Every semester, without fail, I get dozens of questions about tree rotations. It gets confusing to keep track of the direction of the rotation and the steps to reorganize the tree afterwards. It doesn't help that we don't spend too much time covering it in class either. This post seeks to make understanding tree rotations, their uses, and their algorithms just a little bit easier!
This post assumes familiarity with Binary Search Trees [1] [2] [3] and AVL constraints [4] [5]. If you're unfamiliar with either, then I recommend brushing up on those concepts before jumping into tree rotations. Before we start, it's important to note that tree rotations happen sparingly, and you'd only perform a rotation if a subtree is unbalanced. Otherwise, if your tree is balanced, there's no reason to do a tree rotation, and doing so might actually cause more problems. With that out of the way, let's get started!

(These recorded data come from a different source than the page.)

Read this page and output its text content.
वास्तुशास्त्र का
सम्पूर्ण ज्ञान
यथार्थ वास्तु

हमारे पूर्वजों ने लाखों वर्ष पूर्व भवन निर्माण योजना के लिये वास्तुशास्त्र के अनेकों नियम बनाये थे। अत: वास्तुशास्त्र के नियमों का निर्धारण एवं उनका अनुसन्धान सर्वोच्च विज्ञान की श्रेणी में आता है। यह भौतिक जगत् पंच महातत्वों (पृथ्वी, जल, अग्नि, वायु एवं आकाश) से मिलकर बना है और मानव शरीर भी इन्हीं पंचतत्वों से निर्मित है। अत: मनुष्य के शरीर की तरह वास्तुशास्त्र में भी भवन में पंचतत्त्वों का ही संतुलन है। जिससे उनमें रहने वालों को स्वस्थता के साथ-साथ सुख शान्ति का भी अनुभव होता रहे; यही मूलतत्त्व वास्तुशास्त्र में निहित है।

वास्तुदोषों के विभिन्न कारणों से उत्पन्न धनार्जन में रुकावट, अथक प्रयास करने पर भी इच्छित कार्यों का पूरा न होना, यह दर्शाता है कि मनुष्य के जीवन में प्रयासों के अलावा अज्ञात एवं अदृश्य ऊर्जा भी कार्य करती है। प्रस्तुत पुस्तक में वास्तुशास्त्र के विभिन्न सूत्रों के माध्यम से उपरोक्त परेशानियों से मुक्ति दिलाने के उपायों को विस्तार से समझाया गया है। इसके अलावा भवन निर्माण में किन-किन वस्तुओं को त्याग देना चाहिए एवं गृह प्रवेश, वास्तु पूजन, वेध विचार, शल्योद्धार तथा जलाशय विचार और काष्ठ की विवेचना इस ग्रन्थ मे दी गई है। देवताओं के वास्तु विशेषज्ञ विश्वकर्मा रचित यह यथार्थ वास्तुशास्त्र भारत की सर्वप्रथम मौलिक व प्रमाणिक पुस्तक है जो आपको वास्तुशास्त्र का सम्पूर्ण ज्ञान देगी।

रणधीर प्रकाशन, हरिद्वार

Let's start with a Binary Search Tree. Since tree rotations are a way to balance our search tree, we'll make sure that our binary search tree is unbalanced. Since there are different ways to balance search trees [6], our goal will be for our tree to adhere to AVL balance constraints. Let's look at the example below:
Figure 1: A balanced AVL BST.
Let's say we remove Node F. Now our tree looks like this:
Figure 2: Our tree from Figure 1, with Node F removed.
Since this is an AVL tree, the balance factor of Node F's ancestors has changed, which causes Node C to have a balance factor of +2. Before removing Node F, Node C had a balance factor of +1. We'll have to rebalance our tree in order for it to adhere to AVL constraints. This is where tree rotations come in!
Our Special Rotation Algorithm:
We'll need to rotate Node F's parent, Node C, the node with the +2 balance factor, over to the left.
Figure 3: Our tree from Figure 2, but now we're preparing for a left rotation around Node C.
A leftward rotation will allow for Node C's right child, Node G, to become the parent of that entire subtree, while Node C becomes the new left child of Node G [7]. Node H becomes the right child of Node C. This preserves the ordering of the BST, since we want to make sure we maintain those constraints as well (a value smaller than the parent goes to the left, while a value bigger than the parent goes to the right).
Figure 4: Our new AVL tree after rotating around Node C.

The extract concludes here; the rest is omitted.